A union of finitely many closed convex sets is not necessarily locally star-shaped?

Question

A subspace $X\subset\mathbb{R}^n$ is said to be star-shaped if there is a point $x_0\in X$ such that for each $x\in X$, the line segment from $x_0$ to $x$ lines in $X$. A subspace $X\subset\mathbb{R}^n$ is said to be locally star-shaped if every point of $X$ has a star-shaped neighbourhood in $X$. In this question, the original poster claims that

A union of finitely many closed convex sets is not guaranteed to be a locally star-shaped set.

Could anyone give an example of a union of finitely many closed convex sets which is not locally star-shaped?

Edit:

The definitions are taken from A. Hatcher's algebraic topology, page 38:

If we can prove that a union of finitely many closed convex sets is necessarily locally star-shaped, this question would not make much sense.

Answer 1

Let $F_i$ be the finitely many closed and convex sets. $\forall x\in \bigcup_i F_i$, if $x$ is not in some of the $F_{j_k}$, then for each $k$, since $F_{j_k}$ is closed, take an open ball $B_k$ centered on $x$, disjoint from $F_{j_k}$. Let $B$ be the intersection of these finitely many open balls.

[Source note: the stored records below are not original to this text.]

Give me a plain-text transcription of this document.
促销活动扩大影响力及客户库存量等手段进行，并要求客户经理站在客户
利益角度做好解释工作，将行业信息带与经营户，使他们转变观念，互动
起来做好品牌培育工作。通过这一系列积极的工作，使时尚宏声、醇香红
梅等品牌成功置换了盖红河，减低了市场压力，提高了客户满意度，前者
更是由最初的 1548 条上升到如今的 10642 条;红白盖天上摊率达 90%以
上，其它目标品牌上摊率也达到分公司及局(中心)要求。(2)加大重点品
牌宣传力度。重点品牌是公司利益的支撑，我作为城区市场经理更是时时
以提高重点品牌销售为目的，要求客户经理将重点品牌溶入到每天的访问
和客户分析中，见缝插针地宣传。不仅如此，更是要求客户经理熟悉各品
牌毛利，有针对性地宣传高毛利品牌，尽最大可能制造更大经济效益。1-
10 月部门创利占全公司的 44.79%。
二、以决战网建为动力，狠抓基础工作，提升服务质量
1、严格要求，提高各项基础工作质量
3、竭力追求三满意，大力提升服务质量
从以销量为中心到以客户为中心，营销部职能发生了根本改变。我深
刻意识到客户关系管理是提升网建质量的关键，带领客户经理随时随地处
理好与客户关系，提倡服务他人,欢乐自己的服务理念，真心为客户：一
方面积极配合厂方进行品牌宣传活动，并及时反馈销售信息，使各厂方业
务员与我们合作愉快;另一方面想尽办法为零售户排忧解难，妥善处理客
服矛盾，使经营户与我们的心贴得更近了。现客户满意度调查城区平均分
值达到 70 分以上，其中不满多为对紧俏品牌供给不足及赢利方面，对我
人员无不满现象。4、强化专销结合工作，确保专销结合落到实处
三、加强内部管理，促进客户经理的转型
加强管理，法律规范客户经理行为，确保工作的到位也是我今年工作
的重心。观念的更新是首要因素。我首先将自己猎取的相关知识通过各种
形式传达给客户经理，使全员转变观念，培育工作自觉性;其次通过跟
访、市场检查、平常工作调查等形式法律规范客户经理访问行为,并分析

It's still an open ball centered on $x$, and disjoint from all $F_{j_k}$.

Now, $B$ is star-shaped around $x$, as well as each $F_i$ where $i\neq j_k$ (since $x\in F_i$, and $F_i$ is convex), and so $B\cap F_i$ is star-shaped around $x$. Then, $$B\cap(\bigcup_i F_i) = B\cap(\bigcup_{i\neq j_k} F_i) = \bigcup_{i\neq j_k} (B\cap F_i) $$ is a neighborhood of $x$ in $\bigcup_i F_i$, and it's a union of star-shaped sets around $x$, so it's star-shaped itself.

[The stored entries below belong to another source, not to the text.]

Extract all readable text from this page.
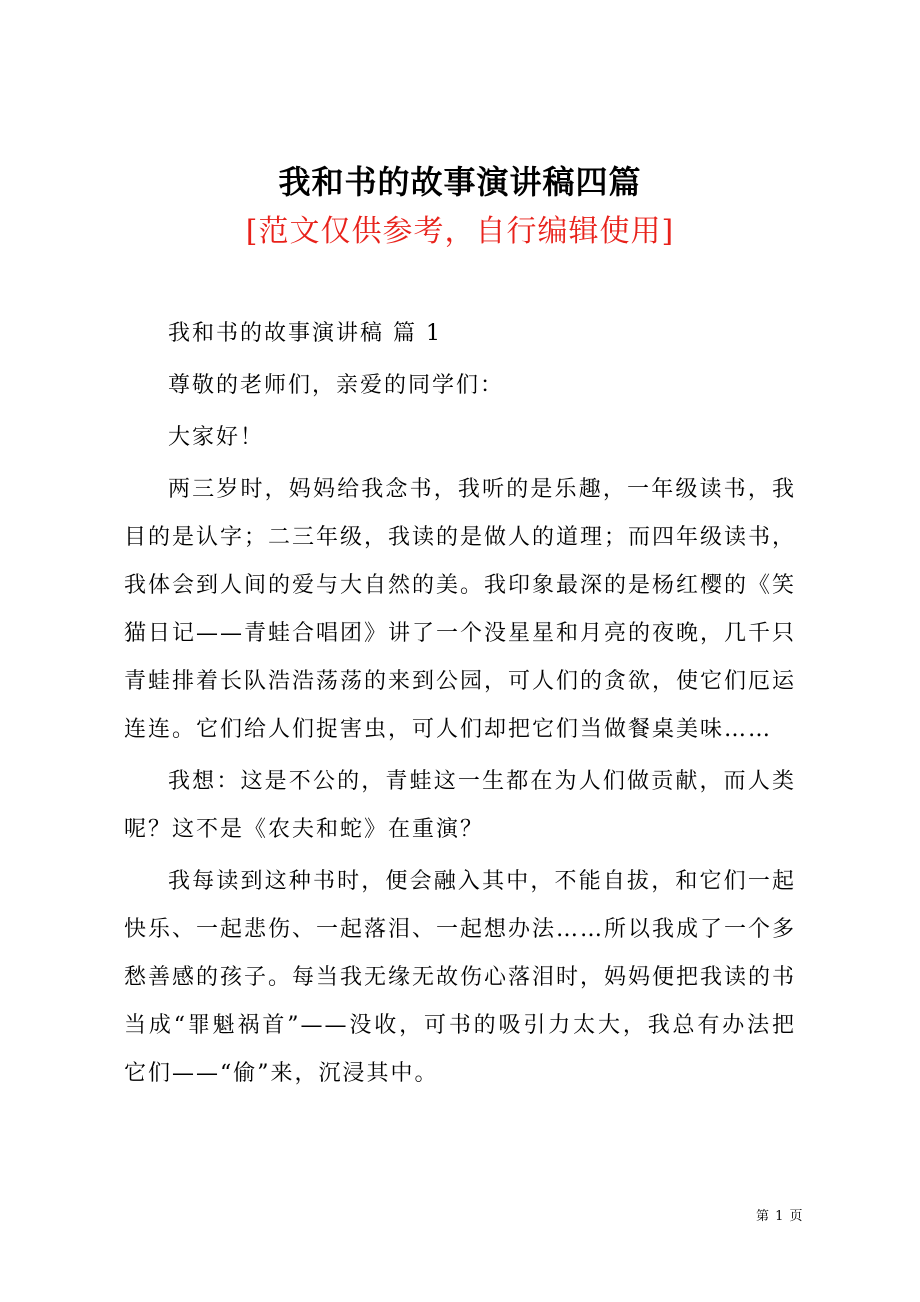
我和书的故事演讲稿四篇
[范文仅供参考，自行编辑使用]

我和书的故事演讲稿 篇 1

尊敬的老师们，亲爱的同学们：

大家好！

两三岁时，妈妈给我念书，我听的是乐趣，一年级读书，我目的是认字；二三年级，我读的是做人的道理；而四年级读书，我体会到人间的爱与大自然的美。我印象最深的是杨红樱的《笑猫日记——青蛙合唱团》讲了一个没星星和月亮的夜晚，几千只青蛙排着长队浩浩荡荡的来到公园，可人们的贪欲，使它们厄运连连。它们给人们捉害虫，可人们却把它们当做餐桌美味……

我想：这是不公的，青蛙这一生都在为人们做贡献，而人类呢？这不是《农夫和蛇》在重演？

我每读到这种书时，便会融入其中，不能自拔，和它们一起快乐、一起悲伤、一起落泪、一起想办法……所以我成了一个多愁善感的孩子。每当我无缘无故伤心落泪时，妈妈便把我读的书当成“罪魁祸首”——没收，可书的吸引力太大，我总有办法把它们——“偷”来，沉浸其中。

第 1 页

So $\bigcup_i F_i$ is locally star-shaped.

Thus the claim in your question is wrong.

Answer 2

The statement seems very much true to me. After a quick search in the pdf, Hatcher himself never seems to claim otherwise.

Note: Defining locally star-shaped as: "for all $x\in S$ there is a neighbourhood $U_x$ of $x$ in $\Bbb R^n$ such that $U_x$ is star-shaped and $U_x\subseteq S$" makes no sense, in my opinion. Since $\Bbb R^n$ is locally convex, it is apparent that said definition co-implies being a non-empty open subset of $\Bbb R^n$. So, I'll assume, as it looks, that the definition talks about relative neighbourhoods.

Let $C_1,\cdots, C_n$ be said closed convex subsets and $C=\bigcup_{i=1}^n C_i$. Suppose the ones that contain $x$ are $C_1,\cdots, C_m$ and the ones which do not contain it are $C_{m+1},\cdots, C_n$. If $S=\bigcup_{i=m+1}^nC_{i}\ne\emptyset$, by closedness $d(x,S)>d>0$. Thus, if we consider the relative neighbourhood $B(x,d/2)\cap C$, it holds $$B(x,d)\cap C\subseteq \bigcup_{i=1}^m C_i.$$

That set is star-shaped in $x$: consider $y\in B(x,d)\cap C$. Then, $y\in C_j$ for some $1\le j\le m$. Since $C_j$ is convex and $x,y\in C_j$ by hypothesis, the entire segment joining them is in $C_j$, hence in $C$.

Answer 3

A finite union of closed convex sets $X=X_1\cup...\cup X_n$ is always locally star-shaped. For $x_0\in X$ let $\alpha$ denote the set of $k=1,...,n$ such that $x_0 \notin X_k$ and pick for each such $k$ an open ball $B_k$ centered at $x_0$ and disjoint from $X_k$. Then $$X \cap \bigcap_{k\in \alpha} B_k$$ is a star-shaped neighborhood at $x_0$.

I think the following provides an example of the claim in the case of non-closed sets: It suffices to construct a (non-closed) convex set $C$ with a boundary point $x_0$ such that $C\cup \{x_0\}$ is not locally star-shaped at $x_0$.

You may do this in the following way: Let $C_0$ be the open cone:

$$ C_0 = \{ (x,y,z) : 0<z<1, x^2+y^2<z^2 \}$$ To this we now add some decorations (a collection of external line segments) on the cone: $$ C_1 = \{ (x,y,z) : z>0,y<x^2, x^2+y^2<1, x^2+y^2=z^2\}$$

You may check that $C=C_0\cup C_1$ is a convex set. But when adding the origin $x_0=(0,0,0)$ it is no longer star shaped at $x_0$. The reason being that there are line segments on the boundary arbitrarily close to $x_0$.